Colour is one of those shifty topics where rules are rarely general and things are judged on a case-to-case basis. There's a lot that could be said about it, but the piece of advice that I keep stumbling across is "When all else fails, go by what looks right". 

There's a great resource for pre-captured movie stills here - Leave me the white

Wednesday, 24 March 2010

Wedding

At the end of last year I was privileged to be invited to my first wedding - that of Sally and Peter.
Sally is a gifted artist who I met through the comics scene. She had done a fabulous job at decorating the wedding reception with origami orchids made from book and comic pages, which gave the occasion a very nice personal  touch.
Instead of presents she asked us to do some sketches and I was more than happy to comply!



I was honoured to be able to share their moment.
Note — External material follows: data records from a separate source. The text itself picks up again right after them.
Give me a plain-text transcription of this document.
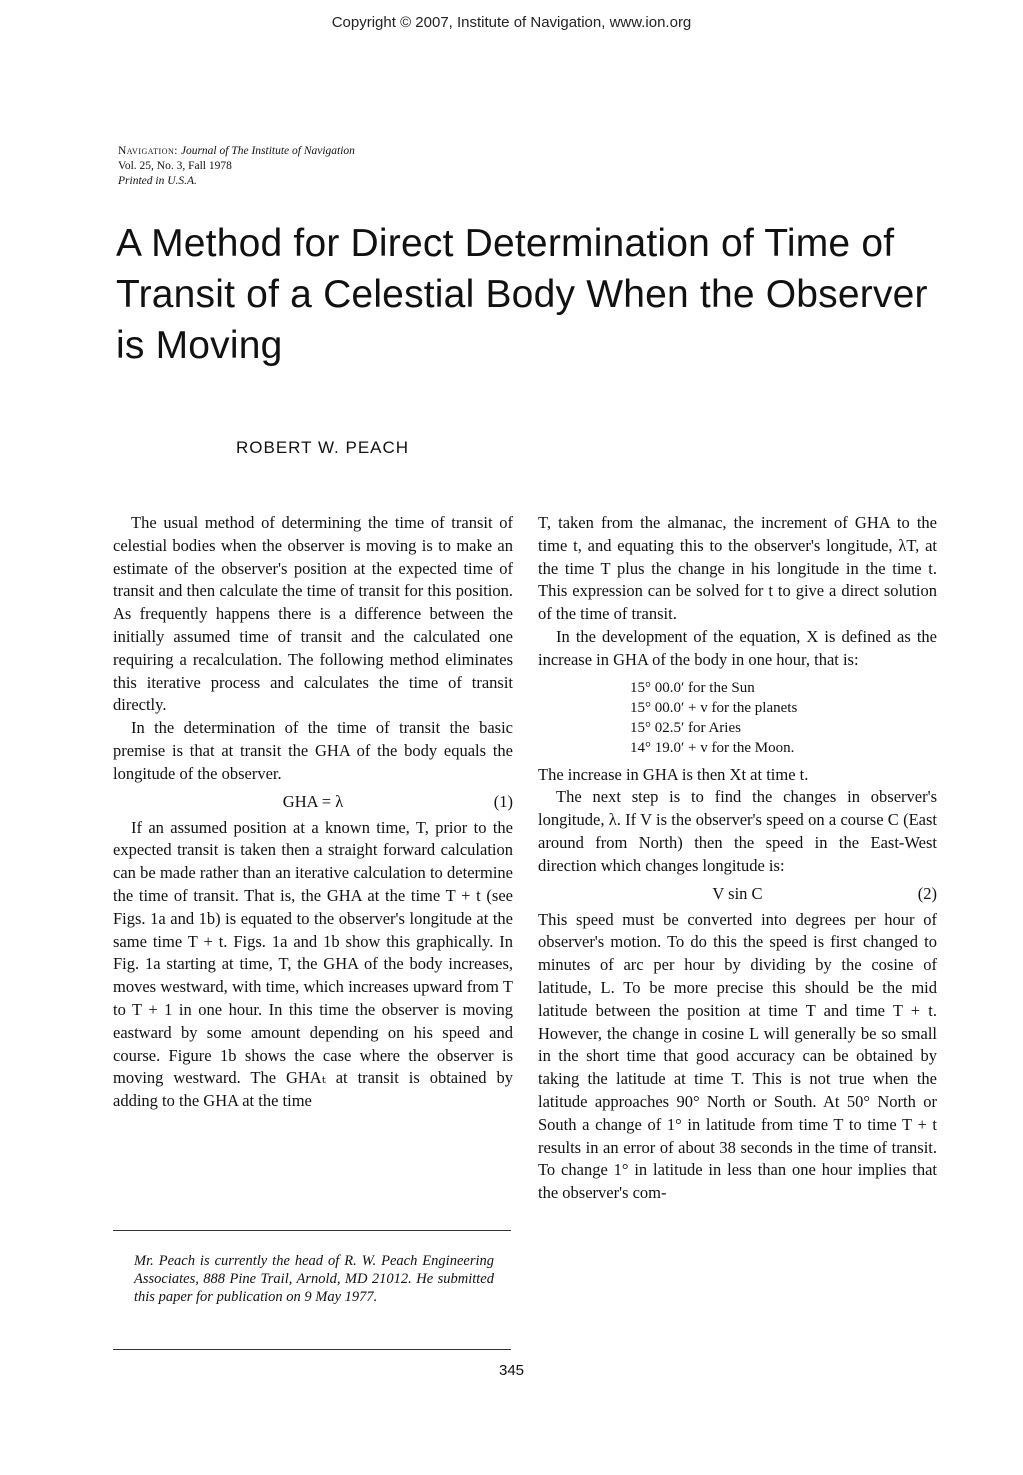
Copyright © 2007, Institute of Navigation, www.ion.org
Navigation: Journal of The Institute of Navigation
Vol. 25, No. 3, Fall 1978
Printed in U.S.A.
A Method for Direct Determination of Time of Transit of a Celestial Body When the Observer is Moving
ROBERT W. PEACH

The usual method of determining the time of transit of celestial bodies when the observer is moving is to make an estimate of the observer's position at the expected time of transit and then calculate the time of transit for this position. As frequently happens there is a difference between the initially assumed time of transit and the calculated one requiring a recalculation. The following method eliminates this iterative process and calculates the time of transit directly.

In the determination of the time of transit the basic premise is that at transit the GHA of the body equals the longitude of the observer.

GHA = λ	(1)

If an assumed position at a known time, T, prior to the expected transit is taken then a straight forward calculation can be made rather than an iterative calculation to determine the time of transit. That is, the GHA at the time T + t (see Figs. 1a and 1b) is equated to the observer's longitude at the same time T + t. Figs. 1a and 1b show this graphically. In Fig. 1a starting at time, T, the GHA of the body increases, moves westward, with time, which increases upward from T to T + 1 in one hour. In this time the observer is moving eastward by some amount depending on his speed and course. Figure 1b shows the case where the observer is moving westward. The GHAₜ at transit is obtained by adding to the GHA at the time

T, taken from the almanac, the increment of GHA to the time t, and equating this to the observer's longitude, λT, at the time T plus the change in his longitude in the time t. This expression can be solved for t to give a direct solution of the time of transit.

In the development of the equation, X is defined as the increase in GHA of the body in one hour, that is:

15° 00.0′ for the Sun
15° 00.0′ + v for the planets
15° 02.5′ for Aries
14° 19.0′ + v for the Moon.

The increase in GHA is then Xt at time t.

The next step is to find the changes in observer's longitude, λ. If V is the observer's speed on a course C (East around from North) then the speed in the East-West direction which changes longitude is:

V sin C	(2)

This speed must be converted into degrees per hour of observer's motion. To do this the speed is first changed to minutes of arc per hour by dividing by the cosine of latitude, L. To be more precise this should be the mid latitude between the position at time T and time T + t. However, the change in cosine L will generally be so small in the short time that good accuracy can be obtained by taking the latitude at time T. This is not true when the latitude approaches 90° North or South. At 50° North or South a change of 1° in latitude from time T to time T + t results in an error of about 38 seconds in the time of transit. To change 1° in latitude in less than one hour implies that the observer's com-

Mr. Peach is currently the head of R. W. Peach Engineering Associates, 888 Pine Trail, Arnold, MD 21012. He submitted this paper for publication on 9 May 1977.
345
From having had a wedding attendance of zero only recently I'm looking at two weddings coming up this year. You can tell when you're getting older.

Tuesday, 16 March 2010

Recent sketches

I lost the pen I normally use for my sketchbook (a Pilot G-Tec C4) on a recent trip to a karate competition (from which I brought home a silver medal by the way!) so I've been reverting back to the good old biro until I get a new pen.


Biros actually feel quite a lot like using a pencil, minus the possibility to erase of course. You get dark or light lines depending on how hard you press and it's quite easy to fall for the temptation to correct mistakes by going over the same area again and again... usually resulting in nothing more than a messy nest of lines and no real improvement.
That's why I love using a more fluid ink pen like the G-Tec when I'm out and about with my sketchbook. Its thin tip is precise and it forces you to be decisive when you put down a line. If the line is wrong you just leave it and move on which makes sketching fun and liberating and there's a definite charm to describing things with as few lines as possible.



With the risk of this turning into one of those "this is the tool to use" talks, I'd just like to end on the note that of course it's all about what you're comfortable with. It's worth highlighting the benefits of using a tool that makes you take responsibility for your lines and preferably think before you put something down however.